BRAHMS Johannes, Piano Trio No.2
Brahms composed the first movement of the C major Piano Trio at Bad Ischl in Austria’s Salzkammergut region in June 1880. It was always one of the composer’s favourite spots, where he was able to compose in peace. The other works to emerge from the 1880 visit were Brahms’s two concert overtures: the Academic Festival Overture and the Tragic Overture, and when he returned in 1882, his summer produced not only the rest of the C major Trio, but also the String Quintet Op.88 and the Song of the Fates Op.89 for chorus and orchestra.

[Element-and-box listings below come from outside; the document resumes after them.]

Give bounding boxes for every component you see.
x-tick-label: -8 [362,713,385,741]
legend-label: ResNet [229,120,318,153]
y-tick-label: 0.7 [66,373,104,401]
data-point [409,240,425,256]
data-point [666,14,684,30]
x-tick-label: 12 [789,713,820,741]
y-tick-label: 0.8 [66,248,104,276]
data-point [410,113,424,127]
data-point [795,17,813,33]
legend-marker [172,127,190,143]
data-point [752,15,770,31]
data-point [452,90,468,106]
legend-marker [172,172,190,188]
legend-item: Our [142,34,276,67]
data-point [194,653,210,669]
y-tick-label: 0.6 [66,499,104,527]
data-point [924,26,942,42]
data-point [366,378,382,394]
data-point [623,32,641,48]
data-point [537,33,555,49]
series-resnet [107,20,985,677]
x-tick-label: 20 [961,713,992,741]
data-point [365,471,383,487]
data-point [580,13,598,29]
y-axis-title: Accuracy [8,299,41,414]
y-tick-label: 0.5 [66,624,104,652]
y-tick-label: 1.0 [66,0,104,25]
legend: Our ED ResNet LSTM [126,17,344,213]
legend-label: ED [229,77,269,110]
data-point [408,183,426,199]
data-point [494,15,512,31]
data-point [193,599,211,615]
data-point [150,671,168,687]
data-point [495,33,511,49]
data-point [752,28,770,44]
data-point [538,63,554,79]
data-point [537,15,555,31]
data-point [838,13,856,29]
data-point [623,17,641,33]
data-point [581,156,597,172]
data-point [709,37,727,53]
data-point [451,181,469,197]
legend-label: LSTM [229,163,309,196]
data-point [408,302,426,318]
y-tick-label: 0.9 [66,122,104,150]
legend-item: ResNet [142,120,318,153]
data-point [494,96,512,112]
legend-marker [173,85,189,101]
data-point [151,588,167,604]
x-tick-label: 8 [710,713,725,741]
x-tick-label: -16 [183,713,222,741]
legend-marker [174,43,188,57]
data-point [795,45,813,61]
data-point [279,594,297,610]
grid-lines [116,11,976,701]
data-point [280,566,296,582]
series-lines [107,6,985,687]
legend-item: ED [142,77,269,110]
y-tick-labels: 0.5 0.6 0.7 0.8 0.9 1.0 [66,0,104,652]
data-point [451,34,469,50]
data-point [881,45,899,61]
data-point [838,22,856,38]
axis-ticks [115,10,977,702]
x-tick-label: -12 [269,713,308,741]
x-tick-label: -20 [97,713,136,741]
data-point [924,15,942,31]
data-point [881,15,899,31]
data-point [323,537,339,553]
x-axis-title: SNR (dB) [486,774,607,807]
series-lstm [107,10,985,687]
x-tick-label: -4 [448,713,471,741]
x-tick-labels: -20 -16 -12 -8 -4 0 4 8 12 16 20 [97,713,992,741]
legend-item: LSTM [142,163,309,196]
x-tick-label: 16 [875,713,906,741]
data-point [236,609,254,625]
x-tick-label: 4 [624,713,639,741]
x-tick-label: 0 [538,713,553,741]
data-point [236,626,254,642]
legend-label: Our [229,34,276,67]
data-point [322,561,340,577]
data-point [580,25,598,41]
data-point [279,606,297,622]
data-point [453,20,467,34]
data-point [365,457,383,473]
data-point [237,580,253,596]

Brahms’s earlier piano trio (in B major, Op.8) was a large-scale and rhapsodic work from his early years (to which he returned in 1889, making extensive revisions), but the C major Trio shows the composer in a much more concise frame of mind. The striding opening theme – first heard in octaves on the violin and cello – has a strong sense of rhythmic energy that is used to propel much of the first movement. The ‘Andante con moto’ similarly opens with a theme in octaves on the strings, but this time it’s a plangent melody in the minor which becomes almost defiant at the movement’s climax. The ghostly ‘Scherzo’ is complemented by a radiant swaying theme in the central Trio section. The main theme of the finale is marked by the use of a sharpened fourth note of the scale (F sharp in C major) that gives it a particular character, and this memorable tune drives the movement to a thrilling conclusion.
The first performances were given in Cologne and Frankfurt am Main in December 1882, with Brahms himself at the piano in the Frankfurt concert.